Utrasound modern machine showing ransomware attack on Romanian hospitals

Ransomware Attack Disrupts Over 100 Romanian Hospitals, Including Cancer and Pediatric Centers

A massive ransomware attack has disrupted operations in multiple Romanian hospitals after encrypting databases and files. It targeted the Hipocrate Information System (HIS), an integrated healthcare management system sold by Romanian Soft Company (RSC).

A significant portion of the Romanian healthcare system, including pediatric and oncology centers, was impacted, forcing staff to resort to manual systems to admit patients and record treatments.

Backmydata ransomware attack impacted over 100 Romanian hospitals

Initially detected at Pitesti Pediatric Hospital on February 10, The ransomware attack impacted over 100 hospitals in Romania, encrypting 26 and forcing 79 to pull their systems offline to contain the infection. An analysis of the Romanian healthcare system estimated that the country has about 543 hospitals nationwide.

“During the night of 11-12 February 2024, a massive ransomware cyber-attack targeted the production servers running the HIS information system,” said the Romanian Ministry of Health. “As a result of the attack, the system is down, files and databases are encrypted.”

RSC notified DNSC before notifying impacted hospitals to comply with a reporting rule requiring vendors of digital products to report cyber incidents that could impact the availability of essential services.

Meanwhile, regulatory and security authorities are investigating the ransomware attack to determine its nature and scope. They advised impacted Romanian hospitals to take additional measures to limit the impact of the cyber incident.

“The incident is under investigation by IT specialists, including cybersecurity experts from the National Cyber Security Directorate (DNSC), and the possibilities for recovery are being assessed. Exceptional precautionary measures have also been activated for the other hospitals not affected by the attack,” said DNSC.

On February 13, DNSC disclosed that no evidence suggests the ransomware attack involved data exfiltration.

Meanwhile, the Romanian national cyber security agency advised the victims against paying the ransom. It recommended restoration of the impacted systems from backups after total cleanup and updating applications and operating systems.

Most impacted Romanian hospitals have fresh backups dated as recently as three days before the ransomware attack, except one whose last backup was 12 days ago. DNSC warned that paying the ransom does not guarantee data recovery and encourages cybercriminals to launch more attacks.

“This ransomware attack highlights the extreme vulnerability of healthcare organizations using interconnected systems to manage data,” said Nick Tausek, Lead Security Automation Architect at Swimlane. “Hospitals can’t afford downtime and are therefore viewed as more likely to pay ransomware demands, making them an appealing target for ransomware groups.”

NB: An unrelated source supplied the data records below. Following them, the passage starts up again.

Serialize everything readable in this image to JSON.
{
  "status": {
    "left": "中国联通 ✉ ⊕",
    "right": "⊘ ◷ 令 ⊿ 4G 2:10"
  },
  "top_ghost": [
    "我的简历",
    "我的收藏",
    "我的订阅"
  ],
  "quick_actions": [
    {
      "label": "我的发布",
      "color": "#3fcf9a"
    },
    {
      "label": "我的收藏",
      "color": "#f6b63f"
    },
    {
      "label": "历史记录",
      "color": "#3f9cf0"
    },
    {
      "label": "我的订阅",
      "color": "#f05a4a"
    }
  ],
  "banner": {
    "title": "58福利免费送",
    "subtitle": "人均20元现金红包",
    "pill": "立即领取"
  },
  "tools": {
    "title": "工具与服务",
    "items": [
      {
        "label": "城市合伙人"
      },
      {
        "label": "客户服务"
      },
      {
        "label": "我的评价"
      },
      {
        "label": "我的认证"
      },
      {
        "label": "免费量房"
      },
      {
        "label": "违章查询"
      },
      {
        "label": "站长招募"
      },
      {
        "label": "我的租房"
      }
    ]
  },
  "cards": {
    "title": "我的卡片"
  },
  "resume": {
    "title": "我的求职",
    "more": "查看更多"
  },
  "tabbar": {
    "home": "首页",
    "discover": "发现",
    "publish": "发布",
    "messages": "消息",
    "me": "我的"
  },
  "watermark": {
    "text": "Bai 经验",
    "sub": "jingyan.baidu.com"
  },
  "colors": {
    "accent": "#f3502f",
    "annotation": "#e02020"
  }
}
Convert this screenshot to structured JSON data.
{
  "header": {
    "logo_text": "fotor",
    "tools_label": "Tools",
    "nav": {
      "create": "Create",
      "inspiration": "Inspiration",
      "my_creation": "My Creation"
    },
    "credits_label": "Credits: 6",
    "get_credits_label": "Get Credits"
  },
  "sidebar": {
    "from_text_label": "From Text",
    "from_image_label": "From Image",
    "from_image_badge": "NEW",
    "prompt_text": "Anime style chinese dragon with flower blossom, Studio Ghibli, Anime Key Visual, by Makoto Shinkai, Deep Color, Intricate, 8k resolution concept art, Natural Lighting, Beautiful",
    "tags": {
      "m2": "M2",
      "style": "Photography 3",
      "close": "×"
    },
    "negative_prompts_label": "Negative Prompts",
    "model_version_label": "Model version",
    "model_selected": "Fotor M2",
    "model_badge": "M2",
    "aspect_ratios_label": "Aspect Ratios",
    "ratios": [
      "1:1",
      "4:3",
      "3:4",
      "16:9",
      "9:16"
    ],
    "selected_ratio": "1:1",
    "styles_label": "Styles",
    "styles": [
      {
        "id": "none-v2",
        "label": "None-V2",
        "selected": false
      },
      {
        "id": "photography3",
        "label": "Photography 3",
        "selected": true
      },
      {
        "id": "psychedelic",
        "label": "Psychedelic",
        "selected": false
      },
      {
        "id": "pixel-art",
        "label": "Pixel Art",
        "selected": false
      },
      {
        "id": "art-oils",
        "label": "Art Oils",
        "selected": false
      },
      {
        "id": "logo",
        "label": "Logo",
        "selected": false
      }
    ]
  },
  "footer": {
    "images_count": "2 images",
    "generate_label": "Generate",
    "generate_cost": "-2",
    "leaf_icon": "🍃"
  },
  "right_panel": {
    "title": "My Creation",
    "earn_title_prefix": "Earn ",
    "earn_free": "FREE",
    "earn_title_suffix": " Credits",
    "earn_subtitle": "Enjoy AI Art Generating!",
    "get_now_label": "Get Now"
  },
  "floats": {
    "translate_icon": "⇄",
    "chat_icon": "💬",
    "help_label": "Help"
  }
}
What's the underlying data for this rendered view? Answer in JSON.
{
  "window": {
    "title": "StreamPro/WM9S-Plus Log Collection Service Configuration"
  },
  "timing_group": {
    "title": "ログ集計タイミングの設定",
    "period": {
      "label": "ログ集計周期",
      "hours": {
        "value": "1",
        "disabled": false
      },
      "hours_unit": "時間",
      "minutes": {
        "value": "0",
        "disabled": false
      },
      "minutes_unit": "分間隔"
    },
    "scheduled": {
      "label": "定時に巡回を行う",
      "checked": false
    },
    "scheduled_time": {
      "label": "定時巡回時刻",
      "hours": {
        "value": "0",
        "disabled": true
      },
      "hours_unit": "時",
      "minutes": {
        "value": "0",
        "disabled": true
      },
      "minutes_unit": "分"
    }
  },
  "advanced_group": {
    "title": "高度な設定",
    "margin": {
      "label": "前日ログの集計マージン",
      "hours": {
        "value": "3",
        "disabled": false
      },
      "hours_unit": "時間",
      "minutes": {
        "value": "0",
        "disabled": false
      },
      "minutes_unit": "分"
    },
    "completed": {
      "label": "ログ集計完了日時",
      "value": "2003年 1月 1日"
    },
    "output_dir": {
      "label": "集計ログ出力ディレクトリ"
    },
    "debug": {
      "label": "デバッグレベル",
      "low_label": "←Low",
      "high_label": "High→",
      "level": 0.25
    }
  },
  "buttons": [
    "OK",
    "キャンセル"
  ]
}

Backmydata ransomware was involved

The threat actor employed Backmydata, a Phobos ransomware family variant, to encrypt the Romanian hospitals. They demanded 3.5 BTC (roughly $170,000) for the decryption key and to avoid selling or leaking confidential information.

Backmydata ransomware targets Remote Desktop Protocol (RDP) vulnerabilities, including weak credentials. Upon gaining a foothold, Backmydata establishes persistence, disables firewalls, encrypts, and exfiltrates data. It also deletes backups to prevent victims from restoring their systems without paying the ransom.

Authorities and security experts have not attributed the ransomware attack on Romanian hospitals to any cyber gang.

While 8Base ransomware was known to deploy Backmydata ransomware, the group has not taken responsibility for the cyber attack on Romanian hospitals.

The attack vector exploited during the ransomware attack remains undetermined at the moment. However, DNSC has released the Backmydata indicators of compromise (IoC) and advised hospitals to scan their infrastructure using the YARA scanning script.

“Shifting from a reactive to a proactive approach is key,” said Andrew Costis, Chapter Lead of the Adversary Research Team at AttackIQ. “By simulating real-world attacks using the common tactics, techniques, and procedures (TTPs) used by ransomware groups, organizations can continuously test their security defenses against these evolving threats to uncover any weak spots.”

The ransomware attack is the third cyber incident on the Romanian healthcare center using Phobos malware after similar attacks in 2019 and 2021. It is also one of the largest recorded anywhere involving Backmydata ransomware.

“A bad time for the Healthcare sector, indeed,” said Darren Williams, CEO and Founder of Blackfog. “Following recent reports that the data of 33m people was stolen in France as a result of the Viamedis phishing attack, Romania is the latest victim of cybercriminals targeting the sector to access valuable data for monetary gain.”